We respectable citizens still possessing our Freshman Composition copies of the Little, Brown Handbook shouldn't despair, though. Justice will be done. Sure, he'll serve some time, but don't stop there. Give him something to do. Make him labor in the gravel pit? Too easy. Force him to put his letter through the standard editorial process? Now that's punishment.

First, provide him with a critique group (a.k.a. chain gang) to tear his letter apart and leave him slumped over it questioning whether he should ever voluntarily relinquish his yard time for the mighty pen again. Then, after several iterations of this, put him in solitary confinement where he can spend days addressing envelopes to publications and stuffing each one with a SASE, a stilted manuscript of the infamous letter, and an awkward cover letter. (Later he'll write on his dirt-floor journal, "After buckling/conforming to the chain gang's suggestions/oppression, the so-called properly placed participles jumped out at me like little exploding mailboxes!")

When all of his manuscripts come back with form letters of rejection two weeks later, inmate Helder will spend the day eating chocolate (or, if they don't get that in prison, bugs) and crossing out every other word in his text.

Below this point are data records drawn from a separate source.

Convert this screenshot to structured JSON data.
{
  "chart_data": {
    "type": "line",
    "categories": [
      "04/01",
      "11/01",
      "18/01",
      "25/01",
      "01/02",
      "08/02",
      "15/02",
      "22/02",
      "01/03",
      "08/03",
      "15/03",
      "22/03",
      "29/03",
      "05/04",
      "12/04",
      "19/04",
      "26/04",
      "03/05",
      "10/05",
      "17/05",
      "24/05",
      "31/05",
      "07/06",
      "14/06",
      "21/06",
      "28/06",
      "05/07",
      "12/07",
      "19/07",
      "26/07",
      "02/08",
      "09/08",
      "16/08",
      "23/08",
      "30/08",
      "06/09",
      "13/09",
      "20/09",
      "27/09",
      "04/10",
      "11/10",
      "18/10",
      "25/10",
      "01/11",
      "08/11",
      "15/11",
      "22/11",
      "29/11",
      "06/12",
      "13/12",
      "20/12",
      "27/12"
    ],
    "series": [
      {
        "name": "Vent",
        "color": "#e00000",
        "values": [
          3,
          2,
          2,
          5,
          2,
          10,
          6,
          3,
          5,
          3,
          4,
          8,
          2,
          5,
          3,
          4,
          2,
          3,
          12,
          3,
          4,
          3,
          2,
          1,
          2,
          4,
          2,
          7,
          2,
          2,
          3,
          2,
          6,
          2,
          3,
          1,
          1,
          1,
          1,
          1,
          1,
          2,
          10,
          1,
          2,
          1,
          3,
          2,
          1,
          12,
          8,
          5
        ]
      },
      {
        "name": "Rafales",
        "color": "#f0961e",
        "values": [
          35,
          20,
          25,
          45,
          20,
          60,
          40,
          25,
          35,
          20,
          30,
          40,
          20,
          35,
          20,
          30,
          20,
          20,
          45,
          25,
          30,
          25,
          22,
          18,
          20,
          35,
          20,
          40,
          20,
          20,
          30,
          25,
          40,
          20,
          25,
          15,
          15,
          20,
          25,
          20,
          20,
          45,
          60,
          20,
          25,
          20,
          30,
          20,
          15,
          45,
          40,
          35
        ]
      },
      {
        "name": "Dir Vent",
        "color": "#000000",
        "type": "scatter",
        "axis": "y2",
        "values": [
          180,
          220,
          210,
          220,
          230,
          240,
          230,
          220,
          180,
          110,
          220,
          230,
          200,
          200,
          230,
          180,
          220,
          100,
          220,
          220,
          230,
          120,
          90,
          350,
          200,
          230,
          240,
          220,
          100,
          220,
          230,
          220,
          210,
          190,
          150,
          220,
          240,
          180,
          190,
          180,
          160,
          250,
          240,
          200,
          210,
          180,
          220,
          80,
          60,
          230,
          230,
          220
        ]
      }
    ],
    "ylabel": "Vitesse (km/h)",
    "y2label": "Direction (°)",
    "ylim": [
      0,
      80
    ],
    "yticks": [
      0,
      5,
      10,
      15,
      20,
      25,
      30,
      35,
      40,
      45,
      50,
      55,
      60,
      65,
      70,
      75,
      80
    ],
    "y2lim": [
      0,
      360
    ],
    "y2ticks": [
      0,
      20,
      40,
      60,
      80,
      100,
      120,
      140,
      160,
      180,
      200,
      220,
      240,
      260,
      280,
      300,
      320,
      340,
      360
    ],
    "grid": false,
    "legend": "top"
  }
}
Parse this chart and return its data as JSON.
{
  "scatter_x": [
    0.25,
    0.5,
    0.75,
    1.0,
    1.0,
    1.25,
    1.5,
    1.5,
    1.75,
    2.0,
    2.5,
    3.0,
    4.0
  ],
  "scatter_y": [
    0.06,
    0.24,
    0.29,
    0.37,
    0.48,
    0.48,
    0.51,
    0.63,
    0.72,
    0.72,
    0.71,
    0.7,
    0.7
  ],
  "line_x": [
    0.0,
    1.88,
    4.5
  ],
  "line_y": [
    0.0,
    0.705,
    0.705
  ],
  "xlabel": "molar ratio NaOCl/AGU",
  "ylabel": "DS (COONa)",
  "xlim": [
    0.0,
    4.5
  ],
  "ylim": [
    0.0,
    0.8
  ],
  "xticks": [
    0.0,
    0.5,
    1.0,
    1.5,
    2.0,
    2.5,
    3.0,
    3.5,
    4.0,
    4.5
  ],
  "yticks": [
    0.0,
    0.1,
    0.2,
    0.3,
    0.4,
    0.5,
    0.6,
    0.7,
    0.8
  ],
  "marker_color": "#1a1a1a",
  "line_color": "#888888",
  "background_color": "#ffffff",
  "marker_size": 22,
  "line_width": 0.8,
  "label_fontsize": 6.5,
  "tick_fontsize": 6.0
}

He'll stuff more envelopes. He'll eat more chocolate (or bugs). He'll drag himself off his spring-punctured mattress every day to receive his mail from the jeering hand extended through the bars. After six months of submissions and $102.75 in stamps that his dad paid for, he'll actually get a hand-written comment scribbled on one of the form letters. It'll say, "Don't you know nobody takes you seriously until you're 40?" followed with ... a smiley face.